UNASSIGNED: Our study revealed that EPP distribution of the IPSS improves IPSS collection compliance, aligning our practice closer with AUA guidelines. Routine collection of the IPSS may impact clinical practice through the detection of more severe BPH, which reduces medical BPH management and time to definitive BPH therapy. Further work is needed to confirm findings.
摘要:
最近的AUA良性前列腺增生(BPH)管理指南建议常规收集国际前列腺症状评分(IPSS)数据,但是要完全实施常规收集可能具有挑战性。我们调查了通过电子患者门户(EPP)分发IPSS对IPSS完成的影响及其对BPH管理的影响。

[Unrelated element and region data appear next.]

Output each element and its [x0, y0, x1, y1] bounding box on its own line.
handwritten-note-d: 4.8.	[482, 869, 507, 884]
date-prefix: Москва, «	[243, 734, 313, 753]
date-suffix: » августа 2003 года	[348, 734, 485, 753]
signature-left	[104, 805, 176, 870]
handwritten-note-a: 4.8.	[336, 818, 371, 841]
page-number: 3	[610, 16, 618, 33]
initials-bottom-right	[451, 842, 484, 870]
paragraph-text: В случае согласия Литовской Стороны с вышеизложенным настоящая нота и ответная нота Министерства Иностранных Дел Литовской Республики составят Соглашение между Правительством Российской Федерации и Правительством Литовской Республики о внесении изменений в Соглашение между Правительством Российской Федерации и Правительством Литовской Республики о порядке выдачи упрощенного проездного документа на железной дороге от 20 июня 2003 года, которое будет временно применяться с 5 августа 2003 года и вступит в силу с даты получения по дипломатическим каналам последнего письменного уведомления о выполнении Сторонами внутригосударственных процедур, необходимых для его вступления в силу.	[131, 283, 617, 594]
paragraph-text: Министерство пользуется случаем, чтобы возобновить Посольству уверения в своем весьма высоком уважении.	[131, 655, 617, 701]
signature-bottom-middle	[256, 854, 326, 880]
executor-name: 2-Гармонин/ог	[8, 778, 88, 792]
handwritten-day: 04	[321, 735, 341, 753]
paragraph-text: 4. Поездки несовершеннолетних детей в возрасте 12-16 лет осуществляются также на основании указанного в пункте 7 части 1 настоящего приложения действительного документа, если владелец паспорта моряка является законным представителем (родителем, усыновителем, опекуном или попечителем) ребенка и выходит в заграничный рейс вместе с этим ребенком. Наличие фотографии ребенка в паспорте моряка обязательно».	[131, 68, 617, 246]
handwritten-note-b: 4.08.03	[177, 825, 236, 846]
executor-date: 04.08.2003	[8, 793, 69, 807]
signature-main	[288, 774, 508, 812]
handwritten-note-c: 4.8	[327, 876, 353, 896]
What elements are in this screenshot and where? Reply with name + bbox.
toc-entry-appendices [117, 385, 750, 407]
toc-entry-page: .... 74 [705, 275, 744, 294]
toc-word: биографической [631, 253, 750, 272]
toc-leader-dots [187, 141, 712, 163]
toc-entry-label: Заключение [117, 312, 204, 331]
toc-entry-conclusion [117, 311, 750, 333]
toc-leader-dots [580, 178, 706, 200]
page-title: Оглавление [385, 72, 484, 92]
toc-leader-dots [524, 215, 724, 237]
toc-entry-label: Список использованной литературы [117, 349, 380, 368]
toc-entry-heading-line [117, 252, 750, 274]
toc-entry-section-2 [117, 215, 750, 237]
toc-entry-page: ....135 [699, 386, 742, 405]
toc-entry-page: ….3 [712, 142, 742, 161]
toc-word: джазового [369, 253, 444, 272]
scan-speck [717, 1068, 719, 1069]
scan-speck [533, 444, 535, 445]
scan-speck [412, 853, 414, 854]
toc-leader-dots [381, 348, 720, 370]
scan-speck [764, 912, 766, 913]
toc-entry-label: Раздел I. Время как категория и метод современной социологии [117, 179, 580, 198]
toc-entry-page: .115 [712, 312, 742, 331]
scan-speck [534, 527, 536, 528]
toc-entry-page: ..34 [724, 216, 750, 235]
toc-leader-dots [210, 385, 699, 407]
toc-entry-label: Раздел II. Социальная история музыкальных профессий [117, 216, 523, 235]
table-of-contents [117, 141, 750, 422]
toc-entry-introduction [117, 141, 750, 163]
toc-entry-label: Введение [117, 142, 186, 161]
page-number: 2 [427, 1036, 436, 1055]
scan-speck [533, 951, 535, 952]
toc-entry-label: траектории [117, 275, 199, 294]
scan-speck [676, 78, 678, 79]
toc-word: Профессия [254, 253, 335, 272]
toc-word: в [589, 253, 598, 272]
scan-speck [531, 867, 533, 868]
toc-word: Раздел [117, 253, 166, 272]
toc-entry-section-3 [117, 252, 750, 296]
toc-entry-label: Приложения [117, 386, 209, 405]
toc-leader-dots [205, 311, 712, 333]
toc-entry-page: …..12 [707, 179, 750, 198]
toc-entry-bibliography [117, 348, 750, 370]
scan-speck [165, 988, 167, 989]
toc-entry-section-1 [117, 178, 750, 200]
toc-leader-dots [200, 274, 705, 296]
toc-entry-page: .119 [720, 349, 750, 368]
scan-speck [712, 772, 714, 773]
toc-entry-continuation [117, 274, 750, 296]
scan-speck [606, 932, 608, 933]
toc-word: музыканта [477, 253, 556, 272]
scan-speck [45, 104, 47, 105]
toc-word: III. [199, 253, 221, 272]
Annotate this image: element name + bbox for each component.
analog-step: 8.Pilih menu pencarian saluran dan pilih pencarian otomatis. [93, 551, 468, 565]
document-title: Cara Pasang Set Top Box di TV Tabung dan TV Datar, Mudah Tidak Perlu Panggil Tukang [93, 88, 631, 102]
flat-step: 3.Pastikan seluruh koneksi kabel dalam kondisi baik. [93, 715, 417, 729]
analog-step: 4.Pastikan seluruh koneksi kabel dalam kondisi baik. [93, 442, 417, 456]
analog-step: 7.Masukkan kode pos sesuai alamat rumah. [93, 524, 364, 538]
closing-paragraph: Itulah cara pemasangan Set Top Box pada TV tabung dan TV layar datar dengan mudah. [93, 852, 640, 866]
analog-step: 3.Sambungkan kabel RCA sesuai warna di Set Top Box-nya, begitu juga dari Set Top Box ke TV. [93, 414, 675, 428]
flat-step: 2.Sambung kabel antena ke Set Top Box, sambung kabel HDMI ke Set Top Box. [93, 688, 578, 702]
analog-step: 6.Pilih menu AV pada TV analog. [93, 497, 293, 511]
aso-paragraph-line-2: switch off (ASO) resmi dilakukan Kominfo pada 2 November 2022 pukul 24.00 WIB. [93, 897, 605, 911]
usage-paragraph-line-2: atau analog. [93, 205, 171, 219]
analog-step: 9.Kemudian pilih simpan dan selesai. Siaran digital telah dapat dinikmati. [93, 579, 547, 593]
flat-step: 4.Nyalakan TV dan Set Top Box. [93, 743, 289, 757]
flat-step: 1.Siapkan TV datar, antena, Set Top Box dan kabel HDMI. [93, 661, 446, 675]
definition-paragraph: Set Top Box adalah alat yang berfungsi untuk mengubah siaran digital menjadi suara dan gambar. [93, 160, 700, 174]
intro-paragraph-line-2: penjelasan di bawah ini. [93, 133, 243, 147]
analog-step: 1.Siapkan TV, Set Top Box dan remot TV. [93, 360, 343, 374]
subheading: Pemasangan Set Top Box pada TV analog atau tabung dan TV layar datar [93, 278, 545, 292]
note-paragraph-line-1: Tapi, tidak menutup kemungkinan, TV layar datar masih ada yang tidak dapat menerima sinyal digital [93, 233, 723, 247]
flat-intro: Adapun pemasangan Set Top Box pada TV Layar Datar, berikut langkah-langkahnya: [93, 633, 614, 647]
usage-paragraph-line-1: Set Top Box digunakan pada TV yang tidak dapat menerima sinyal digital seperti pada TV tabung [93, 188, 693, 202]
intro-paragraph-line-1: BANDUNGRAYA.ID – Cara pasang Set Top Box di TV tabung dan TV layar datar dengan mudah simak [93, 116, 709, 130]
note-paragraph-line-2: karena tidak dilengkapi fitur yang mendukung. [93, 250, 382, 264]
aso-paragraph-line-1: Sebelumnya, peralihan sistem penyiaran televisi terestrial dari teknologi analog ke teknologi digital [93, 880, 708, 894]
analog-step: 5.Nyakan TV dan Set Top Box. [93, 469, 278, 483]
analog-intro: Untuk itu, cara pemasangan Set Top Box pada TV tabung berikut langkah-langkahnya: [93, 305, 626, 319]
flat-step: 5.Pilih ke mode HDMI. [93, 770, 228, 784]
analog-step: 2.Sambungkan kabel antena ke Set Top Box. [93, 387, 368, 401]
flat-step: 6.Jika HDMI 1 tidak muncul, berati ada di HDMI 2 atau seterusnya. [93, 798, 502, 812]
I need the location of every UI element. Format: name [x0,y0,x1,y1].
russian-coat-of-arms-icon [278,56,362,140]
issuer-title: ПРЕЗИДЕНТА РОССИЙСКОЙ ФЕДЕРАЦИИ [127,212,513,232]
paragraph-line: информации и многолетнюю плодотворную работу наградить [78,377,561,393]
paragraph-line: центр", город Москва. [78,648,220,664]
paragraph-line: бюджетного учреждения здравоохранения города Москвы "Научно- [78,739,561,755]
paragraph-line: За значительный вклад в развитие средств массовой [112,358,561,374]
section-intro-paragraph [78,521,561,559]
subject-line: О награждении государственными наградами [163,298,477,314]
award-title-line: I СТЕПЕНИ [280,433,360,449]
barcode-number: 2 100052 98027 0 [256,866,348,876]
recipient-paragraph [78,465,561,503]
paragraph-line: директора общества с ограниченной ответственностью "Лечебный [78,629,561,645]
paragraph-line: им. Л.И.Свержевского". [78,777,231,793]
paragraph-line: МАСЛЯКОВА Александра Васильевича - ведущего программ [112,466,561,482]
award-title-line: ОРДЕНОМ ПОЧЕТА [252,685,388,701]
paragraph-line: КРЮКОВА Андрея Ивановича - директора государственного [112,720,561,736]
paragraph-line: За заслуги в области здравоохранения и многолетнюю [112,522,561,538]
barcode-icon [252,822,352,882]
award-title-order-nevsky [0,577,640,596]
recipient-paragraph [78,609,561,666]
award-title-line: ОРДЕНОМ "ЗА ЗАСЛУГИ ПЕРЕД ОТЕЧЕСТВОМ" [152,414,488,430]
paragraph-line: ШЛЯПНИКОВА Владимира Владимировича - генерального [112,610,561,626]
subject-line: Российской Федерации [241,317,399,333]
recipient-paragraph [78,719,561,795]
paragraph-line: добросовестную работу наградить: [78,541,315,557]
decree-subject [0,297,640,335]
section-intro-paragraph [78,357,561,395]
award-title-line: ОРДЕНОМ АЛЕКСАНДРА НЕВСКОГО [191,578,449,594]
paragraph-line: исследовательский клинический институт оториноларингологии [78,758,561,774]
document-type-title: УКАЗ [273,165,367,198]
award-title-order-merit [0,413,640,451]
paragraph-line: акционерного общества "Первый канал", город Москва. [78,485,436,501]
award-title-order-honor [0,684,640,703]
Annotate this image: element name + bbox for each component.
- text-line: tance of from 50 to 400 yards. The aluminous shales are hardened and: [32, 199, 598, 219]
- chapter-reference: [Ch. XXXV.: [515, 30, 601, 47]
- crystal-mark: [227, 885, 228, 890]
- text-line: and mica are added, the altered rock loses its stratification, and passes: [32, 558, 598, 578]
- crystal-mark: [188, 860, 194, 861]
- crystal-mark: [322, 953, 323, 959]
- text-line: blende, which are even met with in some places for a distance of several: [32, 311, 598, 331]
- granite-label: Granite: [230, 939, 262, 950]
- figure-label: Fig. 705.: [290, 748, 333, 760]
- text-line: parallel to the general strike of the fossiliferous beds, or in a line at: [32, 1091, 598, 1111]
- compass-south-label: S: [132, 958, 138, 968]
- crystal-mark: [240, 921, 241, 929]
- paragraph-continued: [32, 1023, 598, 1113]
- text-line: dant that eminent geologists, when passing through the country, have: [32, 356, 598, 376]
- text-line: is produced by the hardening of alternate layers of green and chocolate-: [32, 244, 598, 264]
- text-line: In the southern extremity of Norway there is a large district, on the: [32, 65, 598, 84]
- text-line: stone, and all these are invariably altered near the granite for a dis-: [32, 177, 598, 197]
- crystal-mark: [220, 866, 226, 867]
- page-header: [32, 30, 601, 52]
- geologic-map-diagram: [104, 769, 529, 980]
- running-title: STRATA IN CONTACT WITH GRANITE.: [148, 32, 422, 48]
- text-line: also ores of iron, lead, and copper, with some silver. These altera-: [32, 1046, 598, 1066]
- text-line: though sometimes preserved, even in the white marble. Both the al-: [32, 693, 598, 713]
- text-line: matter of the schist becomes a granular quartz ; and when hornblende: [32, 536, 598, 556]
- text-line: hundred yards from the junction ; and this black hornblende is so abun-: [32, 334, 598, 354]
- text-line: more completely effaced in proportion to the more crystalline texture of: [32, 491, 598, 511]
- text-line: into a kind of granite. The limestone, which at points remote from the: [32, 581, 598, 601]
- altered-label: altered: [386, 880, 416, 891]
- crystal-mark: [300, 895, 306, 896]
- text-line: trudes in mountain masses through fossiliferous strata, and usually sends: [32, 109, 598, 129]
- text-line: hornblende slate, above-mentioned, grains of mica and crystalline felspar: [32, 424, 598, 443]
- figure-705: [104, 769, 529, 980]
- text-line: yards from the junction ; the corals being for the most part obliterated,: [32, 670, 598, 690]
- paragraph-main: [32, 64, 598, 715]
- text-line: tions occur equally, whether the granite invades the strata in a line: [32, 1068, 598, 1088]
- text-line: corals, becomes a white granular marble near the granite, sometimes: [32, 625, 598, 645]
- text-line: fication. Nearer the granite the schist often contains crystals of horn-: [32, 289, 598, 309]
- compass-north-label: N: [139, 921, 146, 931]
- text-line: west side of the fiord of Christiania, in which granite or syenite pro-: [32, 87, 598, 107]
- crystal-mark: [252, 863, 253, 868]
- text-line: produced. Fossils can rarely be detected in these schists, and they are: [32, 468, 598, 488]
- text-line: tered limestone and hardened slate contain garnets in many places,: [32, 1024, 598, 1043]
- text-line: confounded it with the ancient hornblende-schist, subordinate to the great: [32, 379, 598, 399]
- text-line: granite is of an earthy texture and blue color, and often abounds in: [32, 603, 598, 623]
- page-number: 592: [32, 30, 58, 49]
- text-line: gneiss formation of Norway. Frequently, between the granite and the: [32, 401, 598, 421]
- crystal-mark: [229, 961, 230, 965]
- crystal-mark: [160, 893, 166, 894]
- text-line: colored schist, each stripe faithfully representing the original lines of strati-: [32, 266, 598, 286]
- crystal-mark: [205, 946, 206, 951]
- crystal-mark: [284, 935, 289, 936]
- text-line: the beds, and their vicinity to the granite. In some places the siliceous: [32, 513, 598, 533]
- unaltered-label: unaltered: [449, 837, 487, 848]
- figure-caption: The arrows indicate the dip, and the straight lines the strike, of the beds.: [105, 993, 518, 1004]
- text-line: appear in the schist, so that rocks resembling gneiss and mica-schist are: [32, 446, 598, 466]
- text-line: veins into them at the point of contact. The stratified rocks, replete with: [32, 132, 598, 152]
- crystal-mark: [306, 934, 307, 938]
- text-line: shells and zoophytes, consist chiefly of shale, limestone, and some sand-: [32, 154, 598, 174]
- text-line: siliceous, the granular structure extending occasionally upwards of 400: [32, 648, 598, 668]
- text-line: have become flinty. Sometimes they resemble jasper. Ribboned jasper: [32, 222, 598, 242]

我们进行了回顾性研究,在我们的学术医学中心接受BPH新患者就诊(NPV)的男性的纵向研究。从2019年9月到2022年11月,我们确定了接受BPHNPV的患者。在2021年1月之前,IPSS是通过纸质表格亲自在NPV收集的;之后,IPSS在NPV之前使用EPP分配。我们的主要结果是IPSS完成;次要结果是在6个月内订购新的BPH药物和BPH手术。
我们确定了485例接受BPHNPV的患者。EPP的实施显着提高了IPSS问卷的完成度(36.5%vs56.9%,P<.0001)。在EPP实施之后,我们发现在NPV时订购的新BPH药物下降(10.4%vs4.7%,P=.02)。虽然在6个月内订购的BPH手术相似,与之前相比,EPP实施后的患者接受BPH手术的时间更短.
我们的研究表明,IPSS的EPP分布提高了IPSS收集合规性,使我们的实践与AUA准则更接近。通过检测更严重的BPH,常规收集IPSS可能会影响临床实践。这减少了医疗BPH管理和确定BPH治疗的时间。需要进一步的工作来确认调查结果。